Not all promises are lost. One remains. It’s the one I made long ago

Once upon a time, I suffered from secondary infertility. Trying to remember that pain is like hearing a train’s distant whistle — it’s not close enough to hurt your ears, not anymore.

I found out I was expecting on Pesach, which felt auspicious. And then my son was born, weeks early, on Chanukah, and he was the light in my former darkness. It felt like G-d was giving me a special blessing.

Exactly one year later, the blessing seemed anything but. My child had a tentative diagnosis of autism, and his symptoms were pretty severe. I threw our lives into any therapy that had good data behind it.

Along with my hishtadlus, I also had a secret weapon.
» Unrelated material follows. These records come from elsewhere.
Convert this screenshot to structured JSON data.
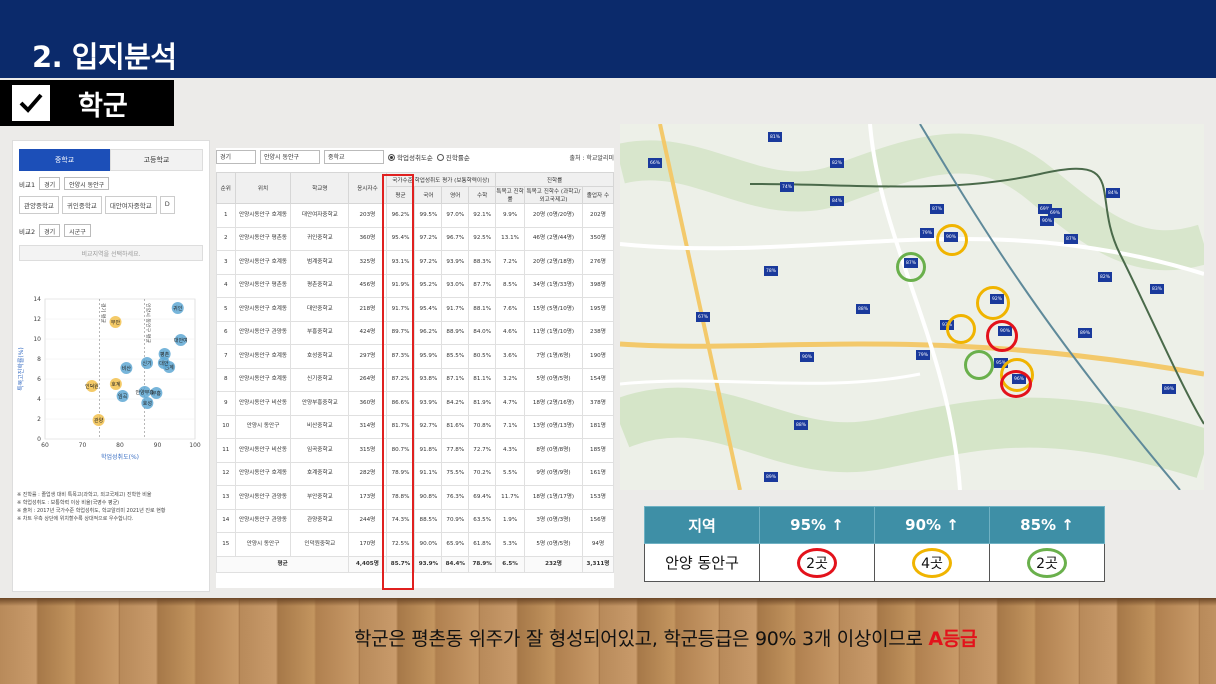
{
  "header": {
    "title": "2. 입지분석"
  },
  "section": {
    "label": "학군"
  },
  "caption": {
    "text": "학군은 평촌동 위주가 잘 형성되어있고, 학군등급은 90% 3개 이상이므로 ",
    "highlight": "A등급"
  },
  "left_panel": {
    "tab_middle": "중학교",
    "tab_high": "고등학교",
    "compare1_label": "비교1",
    "compare1_region": "경기",
    "compare1_district": "안양시 동안구",
    "schools": [
      "관양중학교",
      "귀인중학교",
      "대안여자중학교",
      "D"
    ],
    "compare2_label": "비교2",
    "compare2_region": "경기",
    "compare2_district": "시군구",
    "compare_placeholder": "비교지역을 선택하세요.",
    "notes": [
      "※ 진학률 : 졸업생 대비 특목고(과학고, 외고국제고) 진학한 비율",
      "※ 학업성취도 : 보통학력 이상 비율(국영수 평균)",
      "※ 출처 : 2017년 국가수준 학업성취도, 학교알리미 2021년 진로 현황",
      "※ 차트 우측 상단에 위치할수록 상대적으로 우수합니다."
    ]
  },
  "chart_data": {
    "type": "scatter",
    "xlabel": "학업성취도(%)",
    "ylabel": "특목고진학률(%)",
    "xlim": [
      60,
      100
    ],
    "ylim": [
      0,
      14
    ],
    "xticks": [
      60,
      70,
      80,
      90,
      100
    ],
    "yticks": [
      0,
      2,
      4,
      6,
      8,
      10,
      12,
      14
    ],
    "ref_lines": [
      {
        "x": 74.5,
        "label": "경기 평균"
      },
      {
        "x": 86.5,
        "label": "안양시 동안구 평균"
      }
    ],
    "points": [
      {
        "label": "귀인",
        "x": 95.4,
        "y": 13.1,
        "color": "#5fa8d3"
      },
      {
        "label": "부안",
        "x": 78.8,
        "y": 11.7,
        "color": "#f2c14e"
      },
      {
        "label": "대안여",
        "x": 96.2,
        "y": 9.9,
        "color": "#5fa8d3"
      },
      {
        "label": "평촌",
        "x": 91.9,
        "y": 8.5,
        "color": "#5fa8d3"
      },
      {
        "label": "신기",
        "x": 87.2,
        "y": 7.6,
        "color": "#5fa8d3"
      },
      {
        "label": "부흥",
        "x": 89.7,
        "y": 4.6,
        "color": "#5fa8d3"
      },
      {
        "label": "호성",
        "x": 87.3,
        "y": 3.6,
        "color": "#5fa8d3"
      },
      {
        "label": "범계",
        "x": 93.1,
        "y": 7.2,
        "color": "#5fa8d3"
      },
      {
        "label": "대안",
        "x": 91.7,
        "y": 7.6,
        "color": "#5fa8d3"
      },
      {
        "label": "안양부흥",
        "x": 86.6,
        "y": 4.7,
        "color": "#5fa8d3"
      },
      {
        "label": "비산",
        "x": 81.7,
        "y": 7.1,
        "color": "#5fa8d3"
      },
      {
        "label": "임곡",
        "x": 80.7,
        "y": 4.3,
        "color": "#5fa8d3"
      },
      {
        "label": "호계",
        "x": 78.9,
        "y": 5.5,
        "color": "#f2c14e"
      },
      {
        "label": "인덕원",
        "x": 72.5,
        "y": 5.3,
        "color": "#f2c14e"
      },
      {
        "label": "관양",
        "x": 74.3,
        "y": 1.9,
        "color": "#f2c14e"
      }
    ]
  },
  "table_panel": {
    "filter_region": "경기",
    "filter_district": "안양시 동안구",
    "filter_level": "중학교",
    "radio_achievement": "학업성취도순",
    "radio_admission": "진학률순",
    "source": "출처 : 학교알리미",
    "group_header_achievement": "국가수준 학업성취도 평가 (보통학력이상)",
    "group_header_admission": "진학률",
    "columns": [
      "순위",
      "위치",
      "학교명",
      "응시자수",
      "평균",
      "국어",
      "영어",
      "수학",
      "특목고 진학률",
      "특목고 진학수 (과학고/외고국제고)",
      "졸업자 수"
    ],
    "rows": [
      [
        "1",
        "안양시동안구 호계동",
        "대안여자중학교",
        "203명",
        "96.2%",
        "99.5%",
        "97.0%",
        "92.1%",
        "9.9%",
        "20명 (0명/20명)",
        "202명"
      ],
      [
        "2",
        "안양시동안구 평촌동",
        "귀인중학교",
        "360명",
        "95.4%",
        "97.2%",
        "96.7%",
        "92.5%",
        "13.1%",
        "46명 (2명/44명)",
        "350명"
      ],
      [
        "3",
        "안양시동안구 호계동",
        "범계중학교",
        "325명",
        "93.1%",
        "97.2%",
        "93.9%",
        "88.3%",
        "7.2%",
        "20명 (2명/18명)",
        "276명"
      ],
      [
        "4",
        "안양시동안구 평촌동",
        "평촌중학교",
        "456명",
        "91.9%",
        "95.2%",
        "93.0%",
        "87.7%",
        "8.5%",
        "34명 (1명/33명)",
        "398명"
      ],
      [
        "5",
        "안양시동안구 호계동",
        "대안중학교",
        "218명",
        "91.7%",
        "95.4%",
        "91.7%",
        "88.1%",
        "7.6%",
        "15명 (5명/10명)",
        "195명"
      ],
      [
        "6",
        "안양시동안구 관양동",
        "부흥중학교",
        "424명",
        "89.7%",
        "96.2%",
        "88.9%",
        "84.0%",
        "4.6%",
        "11명 (1명/10명)",
        "238명"
      ],
      [
        "7",
        "안양시동안구 호계동",
        "호성중학교",
        "297명",
        "87.3%",
        "95.9%",
        "85.5%",
        "80.5%",
        "3.6%",
        "7명 (1명/6명)",
        "190명"
      ],
      [
        "8",
        "안양시동안구 호계동",
        "신기중학교",
        "264명",
        "87.2%",
        "93.8%",
        "87.1%",
        "81.1%",
        "3.2%",
        "5명 (0명/5명)",
        "154명"
      ],
      [
        "9",
        "안양시동안구 비산동",
        "안양부흥중학교",
        "360명",
        "86.6%",
        "93.9%",
        "84.2%",
        "81.9%",
        "4.7%",
        "18명 (2명/16명)",
        "378명"
      ],
      [
        "10",
        "안양시 동안구",
        "비산중학교",
        "314명",
        "81.7%",
        "92.7%",
        "81.6%",
        "70.8%",
        "7.1%",
        "13명 (0명/13명)",
        "181명"
      ],
      [
        "11",
        "안양시동안구 비산동",
        "임곡중학교",
        "315명",
        "80.7%",
        "91.8%",
        "77.8%",
        "72.7%",
        "4.3%",
        "8명 (0명/8명)",
        "185명"
      ],
      [
        "12",
        "안양시동안구 호계동",
        "호계중학교",
        "282명",
        "78.9%",
        "91.1%",
        "75.5%",
        "70.2%",
        "5.5%",
        "9명 (0명/9명)",
        "161명"
      ],
      [
        "13",
        "안양시동안구 관양동",
        "부안중학교",
        "173명",
        "78.8%",
        "90.8%",
        "76.3%",
        "69.4%",
        "11.7%",
        "18명 (1명/17명)",
        "153명"
      ],
      [
        "14",
        "안양시동안구 관양동",
        "관양중학교",
        "244명",
        "74.3%",
        "88.5%",
        "70.9%",
        "63.5%",
        "1.9%",
        "3명 (0명/3명)",
        "156명"
      ],
      [
        "15",
        "안양시 동안구",
        "인덕원중학교",
        "170명",
        "72.5%",
        "90.0%",
        "65.9%",
        "61.8%",
        "5.3%",
        "5명 (0명/5명)",
        "94명"
      ]
    ],
    "average": [
      "평균",
      "4,405명",
      "85.7%",
      "93.9%",
      "84.4%",
      "78.9%",
      "6.5%",
      "232명",
      "3,311명"
    ]
  },
  "map": {
    "pins": [
      "66%",
      "81%",
      "82%",
      "74%",
      "84%",
      "79%",
      "87%",
      "90%",
      "93%",
      "92%",
      "90%",
      "95%",
      "96%",
      "78%",
      "67%",
      "69%",
      "69%",
      "79%",
      "90%",
      "88%",
      "83%",
      "82%",
      "84%",
      "87%",
      "89%",
      "90%",
      "89%",
      "87%",
      "88%",
      "89%"
    ]
  },
  "summary": {
    "headers": [
      "지역",
      "95% ↑",
      "90% ↑",
      "85% ↑"
    ],
    "region": "안양 동안구",
    "counts": [
      "2곳",
      "4곳",
      "2곳"
    ],
    "ring_colors": [
      "#e3121b",
      "#f0b400",
      "#6ab04c"
    ]
  }
}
I would go to any bris I’d hear about, and when the baby would cry and the congregation would chant, “K’sheim shenichnas la’bris, kein yikaneis l’Torah, l’chuppah, u’l’maasim tovim,” I’d add my own prayer, repeatedly. I’d say, “Hashem, You have to keep Your promise. I gave him a bris, and You have to do the rest. Torah, chuppah, maasim tovim. It’s on You to make that happen.”

Yes, yes, I know. I’m a lawyer’s daughter, and I realize there are a whole lot of logical fallacies in my argument. But I deployed my secret weapon any chance I could get, confident that Hashem would fulfill the promises I set on Him.